En assemblée plénière de la CIT, le secrétaire général de la confédération FO, Jean-Claude Mailly, a souligné le 9 juin : « Nous souhaitons que les interlocuteurs sociaux ici présents amènent les gouvernements à se ressaisir et à redonner toute sa place au dialogue social et à la négociation collective. »

La veille déjà, la délégation FO, s’adressant à la ministre du Travail française Myriam El Khomri, avait rappelé « la situation de blocage dans laquelle se trouve le dialogue social aujourd’hui » en France, dénonçant « une forme d’autoritarisme de la part du gouvernement ». 


DISCOURS DE JEAN-CLAUDE MAILLY EN SALLE DES ASSEMBLÉES DU PALAIS DES NATIONS MERCREDI 8 JUIN 2016

Un constat s’impose aujourd’hui :

- Face, voire contrairement, à l’adoption de la Déclaration sur la justice sociale de 2008 et du Pacte mondial pour l’emploi de 2009, la réponse apportée par les gouvernements, coordonnée ou relayée par le système financier et la Troïka en Europe est celle de l’austérité, de réformes structurelles et de déréglementation des systèmes sociaux et de relations du travail.

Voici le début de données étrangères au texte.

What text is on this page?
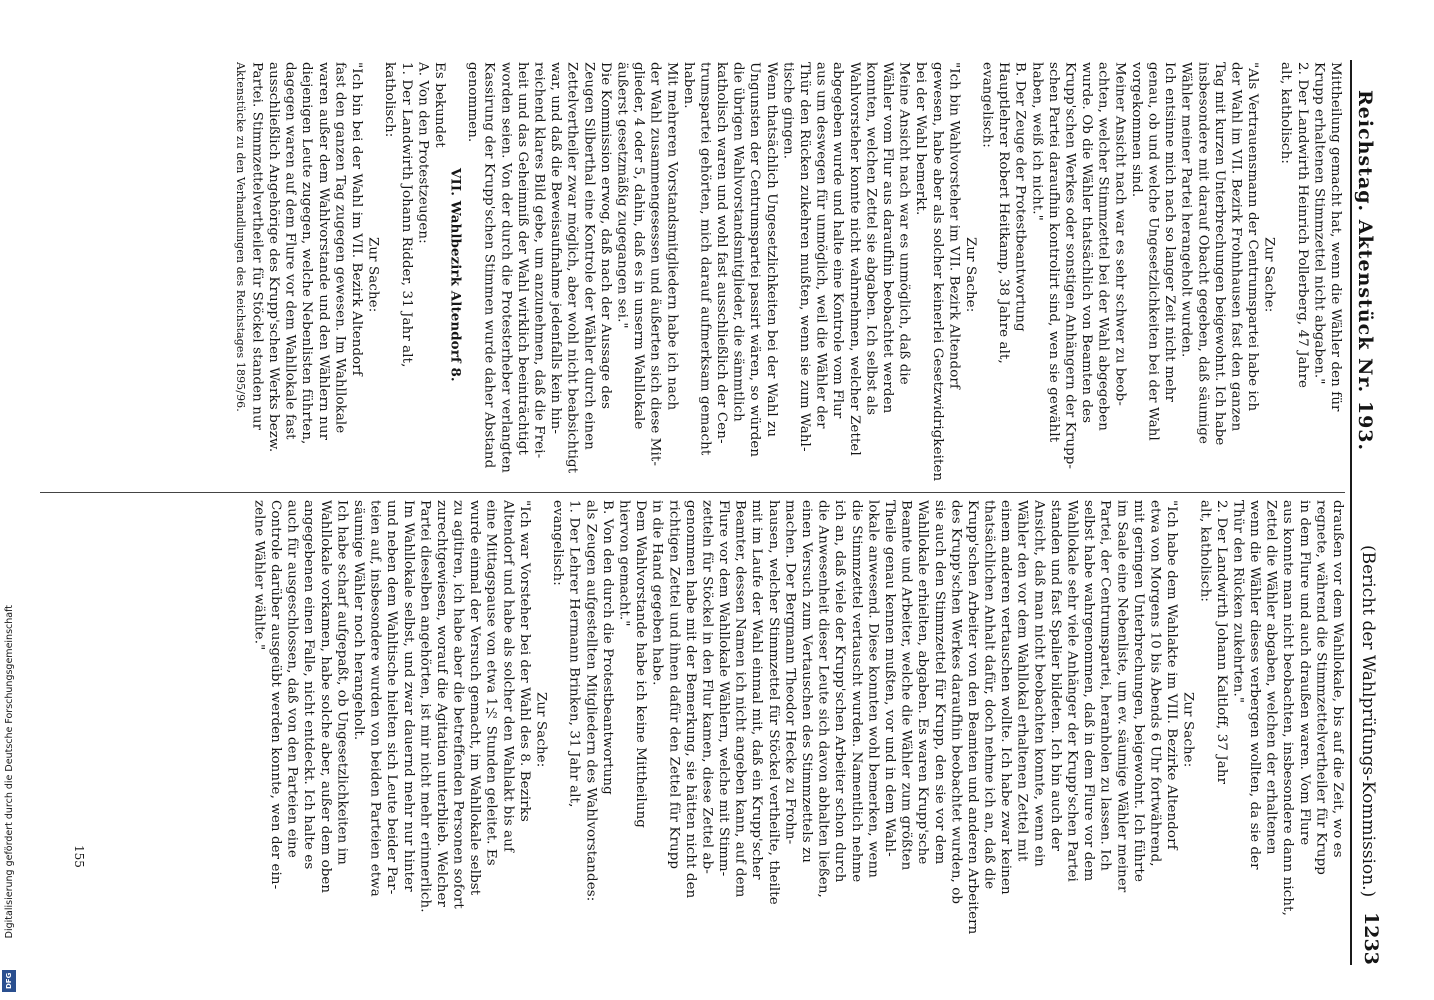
Reichstag. Aktenstück Nr. 193.
(Bericht der Wahlprüfungs-Kommission.)
1233

Mittheilung gemacht hat, wenn die Wähler den für

Krupp erhaltenen Stimmzettel nicht abgaben."

2. Der Landwirth Heinrich Pollerberg, 47 Jahre

alt, katholisch:

Zur Sache:

"Als Vertrauensmann der Centrumspartei habe ich

der Wahl im VII. Bezirk Frohnhausen fast den ganzen

Tag mit kurzen Unterbrechungen beigewohnt. Ich habe

insbesondere mit darauf Obacht gegeben, daß säumige

Wähler meiner Partei herangeholt wurden.

Ich entsinne mich nach so langer Zeit nicht mehr

genau, ob und welche Ungesetzlichkeiten bei der Wahl

vorgekommen sind.

Meiner Ansicht nach war es sehr schwer zu beob-

achten, welcher Stimmzettel bei der Wahl abgegeben

wurde. Ob die Wähler thatsächlich von Beamten des

Krupp'schen Werkes oder sonstigen Anhängern der Krupp-

schen Partei daraufhin kontrolirt sind, wen sie gewählt

haben, weiß ich nicht."

B. Der Zeuge der Protestbeantwortung

Hauptlehrer Robert Heitkamp, 38 Jahre alt,

evangelisch:

Zur Sache:

"Ich bin Wahlvorsteher im VII. Bezirk Altendorf

gewesen, habe aber als solcher keinerlei Gesetzwidrigkeiten

bei der Wahl bemerkt.

Meine Ansicht nach war es unmöglich, daß die

Wähler vom Flur aus daraufhin beobachtet werden

konnten, welchen Zettel sie abgaben. Ich selbst als

Wahlvorsteher konnte nicht wahrnehmen, welcher Zettel

abgegeben wurde und halte eine Kontrole vom Flur

aus um deswegen für unmöglich, weil die Wähler der

Thür den Rücken zukehren mußten, wenn sie zum Wahl-

tische gingen.

Wenn thatsächlich Ungesetzlichkeiten bei der Wahl zu

Ungunsten der Centrumspartei passirt wären, so würden

die übrigen Wahlvorstandsmitglieder, die sämmtlich

katholisch waren und wohl fast ausschließlich der Cen-

trumspartei gehörten, mich darauf aufmerksam gemacht

haben.

Mit mehreren Vorstandsmitgliedern habe ich nach

der Wahl zusammengesessen und äußerten sich diese Mit-

glieder, 4 oder 5, dahin, daß es in unserm Wahllokale

äußerst gesetzmäßig zugegangen sei."

Die Kommission erwog, daß nach der Aussage des

Zeugen Silberthal eine Kontrole der Wähler durch einen

Zettelvertheiler zwar möglich, aber wohl nicht beabsichtigt

war, und daß die Beweisaufnahme jedenfalls kein hin-

reichend klares Bild gebe, um anzunehmen, daß die Frei-

heit und das Geheimniß der Wahl wirklich beeinträchtigt

worden seien. Von der durch die Protesterheber verlangten

Kassirung der Krupp'schen Stimmen wurde daher Abstand

genommen.

VII. Wahlbezirk Altendorf 8.

Es bekundet

A. Von den Protestzeugen:

1. Der Landwirth Johann Ridder, 31 Jahr alt,

katholisch:

Zur Sache:

"Ich bin bei der Wahl im VII. Bezirk Altendorf

fast den ganzen Tag zugegen gewesen. Im Wahllokale

waren außer dem Wahlvorstande und den Wählern nur

diejenigen Leute zugegen, welche Nebenlisten führten,

dagegen waren auf dem Flure vor dem Wahllokale fast

ausschließlich Angehörige des Krupp'schen Werks bezw.

Partei. Stimmzettelvertheiler für Stöckel standen nur

Aktenstücke zu den Verhandlungen des Reichstages 1895/96.

draußen vor dem Wahllokale, bis auf die Zeit, wo es

regnete, während die Stimmzettelvertheiler für Krupp

in dem Flure und auch draußen waren. Vom Flure

aus konnte man nicht beobachten, insbesondere dann nicht,

Zettel die Wähler abgaben, welchen der erhaltenen

wenn die Wähler dieses verbergen wollten, da sie der

Thür den Rücken zukehrten."

2. Der Landwirth Johann Kaltloff, 37 Jahr

alt, katholisch:

Zur Sache:

"Ich habe dem Wahlakte im VIII. Bezirke Altendorf

etwa von Morgens 10 bis Abends 6 Uhr fortwährend,

mit geringen Unterbrechungen, beigewohnt. Ich führte

im Saale eine Nebenliste, um ev. säumige Wähler meiner

Partei, der Centrumspartei, heranholen zu lassen. Ich

selbst habe wahrgenommen, daß in dem Flure vor dem

Wahllokale sehr viele Anhänger der Krupp'schen Partei

standen und fast Spalier bildeten. Ich bin auch der

Ansicht, daß man nicht beobachten konnte, wenn ein

Wähler den vor dem Wahllokal erhaltenen Zettel mit

einem anderen vertauschen wollte. Ich habe zwar keinen

thatsächlichen Anhalt dafür, doch nehme ich an, daß die

Krupp'schen Arbeiter von den Beamten und anderen Arbeitern

des Krupp'schen Werkes daraufhin beobachtet wurden, ob

sie auch den Stimmzettel für Krupp, den sie vor dem

Wahllokale erhielten, abgaben. Es waren Krupp'sche

Beamte und Arbeiter, welche die Wähler zum größten

Theile genau kennen mußten, vor und in dem Wahl-

lokale anwesend. Diese konnten wohl bemerken, wenn

die Stimmzettel vertauscht wurden. Namentlich nehme

ich an, daß viele der Krupp'schen Arbeiter schon durch

die Anwesenheit dieser Leute sich davon abhalten ließen,

einen Versuch zum Vertauschen des Stimmzettels zu

machen. Der Bergmann Theodor Hecke zu Frohn-

hausen, welcher Stimmzettel für Stöckel vertheilte, theilte

mit im Laufe der Wahl einmal mit, daß ein Krupp'scher

Beamter, dessen Namen ich nicht angeben kann, auf dem

Flure vor dem Wahllokale Wählern, welche mit Stimm-

zetteln für Stöckel in den Flur kamen, diese Zettel ab-

genommen habe mit der Bemerkung, sie hätten nicht den

richtigen Zettel und ihnen dafür den Zettel für Krupp

in die Hand gegeben habe.

Dem Wahlvorstande habe ich keine Mittheilung

hiervon gemacht."

B. Von den durch die Protestbeantwortung

als Zeugen aufgestellten Mitgliedern des Wahlvorstandes:

1. Der Lehrer Hermann Brinken, 31 Jahr alt,

evangelisch:

Zur Sache:

"Ich war Vorsteher bei der Wahl des 8. Bezirks

Altendorf und habe als solcher den Wahlakt bis auf

eine Mittagspause von etwa 1½ Stunden geleitet. Es

wurde einmal der Versuch gemacht, im Wahllokale selbst

zu agitiren, ich habe aber die betreffenden Personen sofort

zurechtgewiesen, worauf die Agitation unterblieb. Welcher

Partei dieselben angehörten, ist mir nicht mehr erinnerlich.

Im Wahllokale selbst, und zwar dauernd mehr nur hinter

und neben dem Wahltische hielten sich Leute beider Par-

teien auf, insbesondere wurden von beiden Parteien etwa

säumige Wähler noch herangeholt.

Ich habe scharf aufgepaßt, ob Ungesetzlichkeiten im

Wahllokale vorkamen, habe solche aber, außer dem oben

angegebenen einen Falle, nicht entdeckt. Ich halte es

auch für ausgeschlossen, daß von den Parteien eine

Controle darüber ausgeübt werden konnte, wen der ein-

zelne Wähler wählte."

155
Digitalisierung gefördert durch die Deutsche Forschungsgemeinschaft
DFG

- Aucune région du monde n’est épargnée. Force est de constater, en particulier en Europe, y compris en France, qu’on est loin du consensus de 2008 et 2009. Le constat aujourd’hui, c’est que du Portugal jusqu’à la Finlande, en passant par l’Espagne, l’Italie, la Belgique ou la France, les politiques d’austérité et de déréglementations du marché du travail affaiblissent le modèle social et sont source d’inégalités et de précarité.

Concernant la situation française c’est le cas avec la loi travail, dont le coeur consiste à dévitaliser la négociation collective de branche, nationale, en renvoyant à la primauté du niveau de l’entreprise.

- Aujourd’hui après un affranchissement de la consultation effective des partenaires sociaux, les soutiens de cette loi sont minoritaires, y compris parmi les partenaires sociaux, employeurs comme travailleurs.

- Les exemples donnés dans les pays où ce type de réforme ont été mises en œuvre précédemment ont débouché sur la création d’emplois précaires à l’opposé de l’objectif de travail décent et à un effondrement du nombre de salariés couverts par une convention collective.

- Je rappelle pourtant que la France avait porté en 2011 un projet sur la cohérence au sein du système multilatéral. Les gouvernements doivent s’assurer de la cohérence des décisions prises au niveau international et dans le cadre de leur mise en œuvre nationale. L’OIT doit être au cœur de cette cohérence dans le concert des institutions internationales et multilatérales.

• Rôle fondamental de l’OIT / cohérence

- Nous souhaitons que les interlocuteurs sociaux ici présents amènent les gouvernements à se ressaisir et à redonner toute sa place au dialogue social et à la négociation collective car c’est la seule issue afin de redonner tout son sens à l’économie productive et afin de répondre aux besoins des populations, aux défis climatiques et à la création d’emplois décents.

- Dans ce contexte, FO renouvelle son soutien à la déclaration sur la justice sociale et appelle les gouvernements à renouveler leur soutien à un système de contrôle et de supervision des normes fort et rappelle son attachement aux valeurs fondatrices de l’Organisation en 1919 et à son mandat de justice sociale.

- Je citerai pour terminer un syndicaliste français qui a joué un rôle important à l’OIT, Léon Jouhaux : « la paix doit être fondée sur la justice sociale et l’amélioration de la condition de la classe ouvrière ».